Frail Union

By: Nylah Lyman


Praise for Frail Union:

“I find these poems very moving and admirable for their clarity of vision and deft use of language.”

—Jonathan Galassi, former president and publisher of Farrar, Straus and Giroux

“A stunning page-turner that stands out in the field of contemporary poetry as distinctly as a solitary sunflower rose from the middle / of the grass like a small yellow sun, Nylah Lyman’s Frail Union is a love letter to all women who secretly know their strength and quietly go about the work of manifesting their ambitions and desires.”

—Lissa Kiernan, author of Two Faint Lines in the Violet and The Whispering Wall

“Frail Union is a hands-in-the-soil search for a down-to-earth spirituality that can nourish the creative life and care for the physical world. Following both the farming season and the seasons of a relationship, these poems take their place beside those of Wendell Berry and Jane Kenyon. At the heart of this collection is a group of meditations that recount a young woman’s experience of a double lung transplant, culminating in ‘Surfacing,’ an urgent, uncanny, and absolutely moving work of art. This sequence is as powerful as anything you will read this year. And the poems that lead up to and follow that life-changing event present the resilient woman (a regular phoenix of spackle and blood) who can fashion a frail but lasting union of dirt and cloud, of nature and the imagination. A marvelous debut collection!”

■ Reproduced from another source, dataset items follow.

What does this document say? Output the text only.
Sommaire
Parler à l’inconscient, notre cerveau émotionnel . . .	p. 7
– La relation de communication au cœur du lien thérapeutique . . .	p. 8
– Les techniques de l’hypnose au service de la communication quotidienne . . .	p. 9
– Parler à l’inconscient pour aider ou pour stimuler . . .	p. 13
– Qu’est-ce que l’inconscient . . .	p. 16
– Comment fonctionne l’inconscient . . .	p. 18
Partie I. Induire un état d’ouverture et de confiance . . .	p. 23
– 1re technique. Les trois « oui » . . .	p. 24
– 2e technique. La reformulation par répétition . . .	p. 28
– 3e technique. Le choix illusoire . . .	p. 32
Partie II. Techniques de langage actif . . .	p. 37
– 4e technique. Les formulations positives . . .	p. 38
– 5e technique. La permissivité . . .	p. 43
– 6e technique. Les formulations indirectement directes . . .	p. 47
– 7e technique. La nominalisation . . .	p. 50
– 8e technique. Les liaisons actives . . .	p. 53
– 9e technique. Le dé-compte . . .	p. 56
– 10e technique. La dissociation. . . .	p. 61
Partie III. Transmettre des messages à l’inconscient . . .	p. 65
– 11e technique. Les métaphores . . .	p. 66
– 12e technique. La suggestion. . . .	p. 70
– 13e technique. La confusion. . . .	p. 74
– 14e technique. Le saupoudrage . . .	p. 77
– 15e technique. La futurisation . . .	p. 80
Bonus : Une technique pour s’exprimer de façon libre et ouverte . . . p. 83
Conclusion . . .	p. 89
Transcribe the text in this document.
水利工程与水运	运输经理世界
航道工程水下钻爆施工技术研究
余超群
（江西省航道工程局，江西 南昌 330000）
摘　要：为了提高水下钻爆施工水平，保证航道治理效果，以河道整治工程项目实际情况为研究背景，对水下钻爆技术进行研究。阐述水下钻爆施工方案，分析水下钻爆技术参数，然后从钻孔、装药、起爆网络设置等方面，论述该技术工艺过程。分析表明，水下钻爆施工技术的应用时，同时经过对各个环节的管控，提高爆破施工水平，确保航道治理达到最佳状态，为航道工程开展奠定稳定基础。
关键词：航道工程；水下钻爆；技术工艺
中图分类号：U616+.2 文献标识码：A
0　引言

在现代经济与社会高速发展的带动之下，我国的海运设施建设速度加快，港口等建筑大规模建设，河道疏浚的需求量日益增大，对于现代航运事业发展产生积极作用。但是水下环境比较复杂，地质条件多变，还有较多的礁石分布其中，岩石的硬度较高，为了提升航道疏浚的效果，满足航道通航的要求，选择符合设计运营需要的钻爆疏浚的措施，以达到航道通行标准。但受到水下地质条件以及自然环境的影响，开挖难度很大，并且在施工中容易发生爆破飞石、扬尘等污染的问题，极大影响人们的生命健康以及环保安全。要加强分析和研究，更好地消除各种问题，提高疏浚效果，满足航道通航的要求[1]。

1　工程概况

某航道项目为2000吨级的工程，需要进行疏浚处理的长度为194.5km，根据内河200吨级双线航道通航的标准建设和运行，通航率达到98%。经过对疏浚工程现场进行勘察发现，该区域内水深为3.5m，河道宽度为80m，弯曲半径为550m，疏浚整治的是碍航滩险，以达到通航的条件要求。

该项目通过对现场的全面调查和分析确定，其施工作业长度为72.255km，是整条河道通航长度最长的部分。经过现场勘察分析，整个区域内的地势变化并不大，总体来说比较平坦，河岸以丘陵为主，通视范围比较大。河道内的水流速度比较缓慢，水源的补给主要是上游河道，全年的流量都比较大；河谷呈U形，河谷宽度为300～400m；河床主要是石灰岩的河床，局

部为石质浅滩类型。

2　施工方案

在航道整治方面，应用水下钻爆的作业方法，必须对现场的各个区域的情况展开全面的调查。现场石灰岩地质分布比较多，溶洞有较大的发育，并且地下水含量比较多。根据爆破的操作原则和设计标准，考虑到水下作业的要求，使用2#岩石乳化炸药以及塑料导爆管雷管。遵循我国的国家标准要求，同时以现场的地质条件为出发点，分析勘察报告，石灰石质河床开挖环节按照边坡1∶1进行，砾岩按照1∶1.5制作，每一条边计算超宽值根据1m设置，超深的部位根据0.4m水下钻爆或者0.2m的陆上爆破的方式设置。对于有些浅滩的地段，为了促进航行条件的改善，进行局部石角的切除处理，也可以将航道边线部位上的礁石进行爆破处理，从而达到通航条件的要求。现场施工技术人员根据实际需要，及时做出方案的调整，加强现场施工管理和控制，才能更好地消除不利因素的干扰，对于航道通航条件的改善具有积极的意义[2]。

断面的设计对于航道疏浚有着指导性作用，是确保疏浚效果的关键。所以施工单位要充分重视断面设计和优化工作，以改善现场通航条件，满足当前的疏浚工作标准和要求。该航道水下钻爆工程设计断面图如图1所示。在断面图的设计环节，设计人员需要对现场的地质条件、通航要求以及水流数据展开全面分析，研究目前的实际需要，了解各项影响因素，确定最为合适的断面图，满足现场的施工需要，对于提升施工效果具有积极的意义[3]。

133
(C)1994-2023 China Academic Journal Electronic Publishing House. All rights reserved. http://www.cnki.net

—Theodore Deppe, author of Riverlight

In Frail Union, Nylah Lyman invites readers along to dig down into the center of ruin and have a look around. What does she show us? The gravid, the overripe, the stripped bare. The ditch garden. Gathered fruit rotting in a barrel. Rupture and sundering and the scarred intersection where two lives collided. She shows us so well what has been lost—the rural landscapes, certain histories, the body’s territories. These vivid, affecting poems deeply examine their own uncertainties: no way of knowing until the whole mess / is too far gone to save. But these poems also embody reclamation. The graft. The transplant. Growth. Transformation—beaver pond to meadow, old life to new, and hand over hand, I reclaim it. Unsparingly, with deep curiosity and compassion, Lyman wonders what would happen in the hushed lacuna / between this new life and the old? She stands, in this collection, on the fault line of my own life, / the threshold between what is slipping away / and what is possible in the future. These poems render complex dynamics of loss and reclamation with wisdom and grace, never settling on easy closures or happily-ever-after tropes. These poems know better.”